Turbulence, fear, courage + resilience
- Louise Yochee Klein PsyD

- Aug 13
- 2 min read
"Put on your own oxygen mast first. Then assist someone else." We've all heard the emergency announcement hundreds of times. We know what it says. The wiring and equipment is there. But at a time of danger in heavy turbulence, many of us still need a reminder to choose what's actually right, not what feels right in the moment.
When it comes to the turbulence that's gripping nearly every aspect of our lives today, we're hard-wired for courage. There's a neural pathway that we can power up, to override our limbic fight-or-flight instincts, according to research at Israel's Weizmann Institute. To weigh choices. To find common ground. To assess with data, so we test our biases and assumptions. And choose the best options, not necessarily the easiest or most obvious ones. If we flip the switch. And remind to choose courage.
"Courage isn't the absence of fear," say national leaders who've brought us through dark times when we didn't know how things would turn out. "Courage is knowing how to fear what we ought to fear and how not to fear what we ought fear." That's easy to say. It's much much harder to actually do.

If you join us for a Courage simulation, we'll replicate conditions that create fear. There's no physical danger, of course. But there is a startle response, information overload, performance anxiety, a tight timeline and budget, peer pressure and a bit of insecurity. Look around the room (or Zoom line) and you'll see most people at Level 1 and Level 2, waiting to see what will happen or annoyed about the turbulent conditions. If you want to join them in victim thinking or in noise and chaos, you'll be in good company. But that won't get you to a winning solution. Nor will it give you a sense of triumph, efficacy and the satisfaction that comes from owning your power and using it well.

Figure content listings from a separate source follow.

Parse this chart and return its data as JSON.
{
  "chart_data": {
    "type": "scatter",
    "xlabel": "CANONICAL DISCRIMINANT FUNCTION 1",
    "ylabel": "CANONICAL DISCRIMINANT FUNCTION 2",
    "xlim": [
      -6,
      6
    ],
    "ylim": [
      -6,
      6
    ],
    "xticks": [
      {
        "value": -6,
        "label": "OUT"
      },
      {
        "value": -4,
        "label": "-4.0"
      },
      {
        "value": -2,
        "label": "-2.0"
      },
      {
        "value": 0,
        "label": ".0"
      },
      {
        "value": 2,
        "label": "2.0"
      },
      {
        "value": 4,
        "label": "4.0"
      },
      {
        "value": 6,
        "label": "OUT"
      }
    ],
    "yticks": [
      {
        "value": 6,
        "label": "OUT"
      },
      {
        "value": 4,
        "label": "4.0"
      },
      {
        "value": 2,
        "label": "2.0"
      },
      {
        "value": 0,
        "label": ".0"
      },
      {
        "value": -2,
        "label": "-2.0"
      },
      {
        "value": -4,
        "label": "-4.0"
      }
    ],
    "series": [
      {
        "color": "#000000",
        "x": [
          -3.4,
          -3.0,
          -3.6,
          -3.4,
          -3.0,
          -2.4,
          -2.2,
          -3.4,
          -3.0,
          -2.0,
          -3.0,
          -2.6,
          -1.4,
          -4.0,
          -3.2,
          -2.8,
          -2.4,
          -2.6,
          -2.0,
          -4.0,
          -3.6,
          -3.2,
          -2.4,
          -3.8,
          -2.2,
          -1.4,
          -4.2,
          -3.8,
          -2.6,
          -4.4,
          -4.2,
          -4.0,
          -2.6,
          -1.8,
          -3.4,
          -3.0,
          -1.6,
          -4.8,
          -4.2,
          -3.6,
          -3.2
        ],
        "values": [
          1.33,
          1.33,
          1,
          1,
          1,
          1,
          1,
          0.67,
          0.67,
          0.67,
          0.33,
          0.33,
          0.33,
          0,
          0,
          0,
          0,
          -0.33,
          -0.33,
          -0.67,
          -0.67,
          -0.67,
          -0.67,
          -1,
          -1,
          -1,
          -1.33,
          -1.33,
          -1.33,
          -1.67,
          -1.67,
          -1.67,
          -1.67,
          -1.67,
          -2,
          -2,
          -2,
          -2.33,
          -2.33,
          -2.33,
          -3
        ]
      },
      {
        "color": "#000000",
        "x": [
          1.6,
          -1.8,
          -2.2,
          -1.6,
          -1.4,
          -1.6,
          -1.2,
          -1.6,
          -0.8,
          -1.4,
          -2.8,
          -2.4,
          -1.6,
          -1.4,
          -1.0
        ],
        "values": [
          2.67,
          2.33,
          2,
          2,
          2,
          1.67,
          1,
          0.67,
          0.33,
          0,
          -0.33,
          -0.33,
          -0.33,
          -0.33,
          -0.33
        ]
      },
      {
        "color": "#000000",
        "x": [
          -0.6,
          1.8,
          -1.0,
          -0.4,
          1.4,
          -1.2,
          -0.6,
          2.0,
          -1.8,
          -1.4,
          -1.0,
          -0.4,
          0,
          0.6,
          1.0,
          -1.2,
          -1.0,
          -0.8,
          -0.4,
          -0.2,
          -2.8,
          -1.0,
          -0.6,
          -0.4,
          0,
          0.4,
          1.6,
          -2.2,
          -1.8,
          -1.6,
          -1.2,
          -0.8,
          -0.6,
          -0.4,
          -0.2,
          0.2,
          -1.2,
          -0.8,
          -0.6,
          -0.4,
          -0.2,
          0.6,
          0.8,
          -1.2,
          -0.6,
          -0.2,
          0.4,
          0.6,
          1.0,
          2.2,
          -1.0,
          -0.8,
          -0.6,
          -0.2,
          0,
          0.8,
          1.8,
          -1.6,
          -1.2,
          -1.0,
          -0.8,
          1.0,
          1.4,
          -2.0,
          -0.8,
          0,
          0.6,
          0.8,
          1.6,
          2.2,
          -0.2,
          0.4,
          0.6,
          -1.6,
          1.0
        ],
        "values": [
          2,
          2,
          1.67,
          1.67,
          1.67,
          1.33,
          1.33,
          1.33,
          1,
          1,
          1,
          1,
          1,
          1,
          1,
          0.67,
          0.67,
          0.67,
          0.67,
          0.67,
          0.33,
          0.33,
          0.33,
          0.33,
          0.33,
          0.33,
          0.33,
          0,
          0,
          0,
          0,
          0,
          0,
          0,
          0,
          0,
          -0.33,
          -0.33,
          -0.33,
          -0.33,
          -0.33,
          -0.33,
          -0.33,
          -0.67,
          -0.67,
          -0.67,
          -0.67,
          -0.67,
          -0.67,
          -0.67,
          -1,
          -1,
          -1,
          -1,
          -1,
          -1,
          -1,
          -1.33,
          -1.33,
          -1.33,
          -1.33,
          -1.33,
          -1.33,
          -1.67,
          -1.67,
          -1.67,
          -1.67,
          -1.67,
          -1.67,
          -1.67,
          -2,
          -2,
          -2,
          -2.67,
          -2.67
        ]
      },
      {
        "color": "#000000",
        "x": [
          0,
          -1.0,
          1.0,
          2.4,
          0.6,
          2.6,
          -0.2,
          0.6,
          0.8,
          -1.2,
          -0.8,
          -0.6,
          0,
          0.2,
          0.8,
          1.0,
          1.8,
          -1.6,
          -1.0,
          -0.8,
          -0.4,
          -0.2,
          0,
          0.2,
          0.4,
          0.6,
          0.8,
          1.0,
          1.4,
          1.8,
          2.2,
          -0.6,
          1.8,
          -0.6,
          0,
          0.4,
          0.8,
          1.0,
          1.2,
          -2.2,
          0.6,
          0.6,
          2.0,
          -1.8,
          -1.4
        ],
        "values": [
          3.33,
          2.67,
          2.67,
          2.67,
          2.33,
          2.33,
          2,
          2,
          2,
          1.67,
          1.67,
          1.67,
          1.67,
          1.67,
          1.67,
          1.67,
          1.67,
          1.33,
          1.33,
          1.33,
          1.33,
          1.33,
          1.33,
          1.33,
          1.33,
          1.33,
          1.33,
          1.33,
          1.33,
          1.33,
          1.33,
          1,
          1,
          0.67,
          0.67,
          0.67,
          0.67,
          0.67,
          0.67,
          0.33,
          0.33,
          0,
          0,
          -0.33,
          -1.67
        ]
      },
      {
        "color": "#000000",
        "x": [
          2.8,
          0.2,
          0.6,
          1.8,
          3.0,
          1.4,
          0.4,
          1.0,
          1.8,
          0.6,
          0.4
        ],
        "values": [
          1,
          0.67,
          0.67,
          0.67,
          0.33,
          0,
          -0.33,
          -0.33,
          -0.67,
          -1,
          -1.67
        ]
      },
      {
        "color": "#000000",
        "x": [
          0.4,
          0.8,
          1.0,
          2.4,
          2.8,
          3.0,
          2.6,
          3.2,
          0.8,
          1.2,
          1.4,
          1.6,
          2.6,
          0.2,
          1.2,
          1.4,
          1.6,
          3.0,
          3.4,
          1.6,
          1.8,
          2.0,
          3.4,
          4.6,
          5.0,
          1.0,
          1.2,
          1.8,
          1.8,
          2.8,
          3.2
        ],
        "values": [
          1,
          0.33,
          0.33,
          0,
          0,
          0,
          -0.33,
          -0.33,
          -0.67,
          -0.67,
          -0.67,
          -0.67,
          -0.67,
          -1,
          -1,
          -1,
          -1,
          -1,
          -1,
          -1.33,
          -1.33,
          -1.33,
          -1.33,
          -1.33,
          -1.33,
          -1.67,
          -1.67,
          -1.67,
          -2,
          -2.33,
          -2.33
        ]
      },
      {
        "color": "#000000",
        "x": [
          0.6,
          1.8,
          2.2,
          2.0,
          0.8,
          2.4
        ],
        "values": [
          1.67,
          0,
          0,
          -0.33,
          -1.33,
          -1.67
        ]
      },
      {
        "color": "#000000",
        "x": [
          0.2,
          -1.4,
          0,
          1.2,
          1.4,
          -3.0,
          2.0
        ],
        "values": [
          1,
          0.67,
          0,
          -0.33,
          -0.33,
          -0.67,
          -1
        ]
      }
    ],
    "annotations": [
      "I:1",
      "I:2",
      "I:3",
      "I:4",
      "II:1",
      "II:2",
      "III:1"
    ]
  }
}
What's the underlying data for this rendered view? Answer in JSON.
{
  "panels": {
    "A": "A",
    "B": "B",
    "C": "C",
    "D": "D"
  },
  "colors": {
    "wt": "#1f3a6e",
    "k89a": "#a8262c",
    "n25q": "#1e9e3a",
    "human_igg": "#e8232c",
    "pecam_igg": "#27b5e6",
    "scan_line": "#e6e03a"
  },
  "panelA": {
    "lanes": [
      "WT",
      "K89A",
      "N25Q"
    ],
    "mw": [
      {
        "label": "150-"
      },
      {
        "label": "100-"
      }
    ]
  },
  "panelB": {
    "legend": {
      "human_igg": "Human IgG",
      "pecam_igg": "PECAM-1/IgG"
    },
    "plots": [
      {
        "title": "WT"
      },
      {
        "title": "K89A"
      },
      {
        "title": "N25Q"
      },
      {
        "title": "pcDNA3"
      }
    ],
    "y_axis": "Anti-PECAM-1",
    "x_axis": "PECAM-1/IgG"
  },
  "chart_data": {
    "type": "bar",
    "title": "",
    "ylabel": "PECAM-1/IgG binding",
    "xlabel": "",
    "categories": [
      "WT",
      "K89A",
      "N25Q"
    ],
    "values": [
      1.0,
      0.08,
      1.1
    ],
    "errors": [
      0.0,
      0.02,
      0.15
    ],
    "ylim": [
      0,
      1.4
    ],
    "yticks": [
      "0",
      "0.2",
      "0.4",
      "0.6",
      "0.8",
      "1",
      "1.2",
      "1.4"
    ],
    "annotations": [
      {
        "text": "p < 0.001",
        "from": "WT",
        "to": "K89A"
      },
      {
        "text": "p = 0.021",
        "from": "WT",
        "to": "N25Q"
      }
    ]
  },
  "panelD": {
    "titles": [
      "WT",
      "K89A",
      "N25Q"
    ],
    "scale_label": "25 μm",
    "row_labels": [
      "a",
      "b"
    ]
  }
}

That's where courage-building leaders come in. To lift colleagues higher than Level 1 and Level 2 - and into learning, inventing better solutions than the playbooks provided and being champions who turn to the group and say, "C'm on, folks. No winging. Let's seize opportunities, mitigate risks and make great things happen." At Levels 3, 4 and 5.

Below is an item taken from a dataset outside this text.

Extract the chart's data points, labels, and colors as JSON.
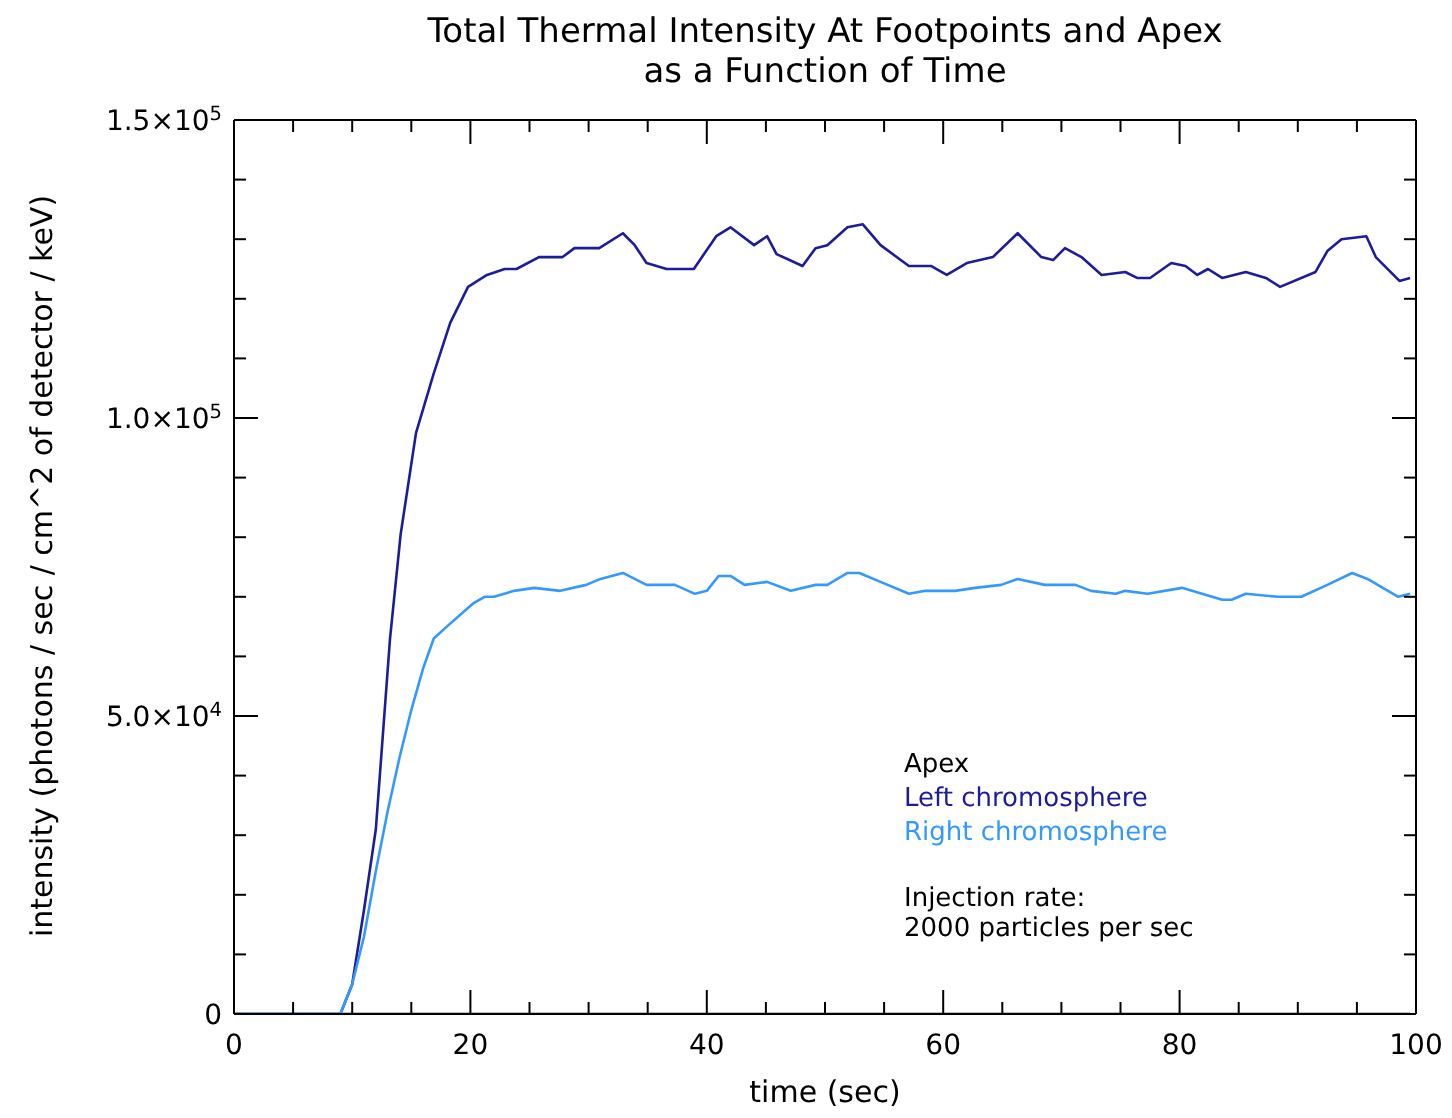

With practice, you'll get better at reading the room - and seeing whether your teammates, bosses, board and customers PowerUP courage or fear. You'll see what level they've chosen when it's clear that the path they knew no longer will work as well as it has in the past. If they're already learning, inventing and championing, your job as a leader will be getting them to fly in formation. And if they're stuck at the bottom of the U in shock, avoidance, grievance or paralysis, you can choose to Make Courage Contagious and help them with their oxygen mask. To profit through turbulence.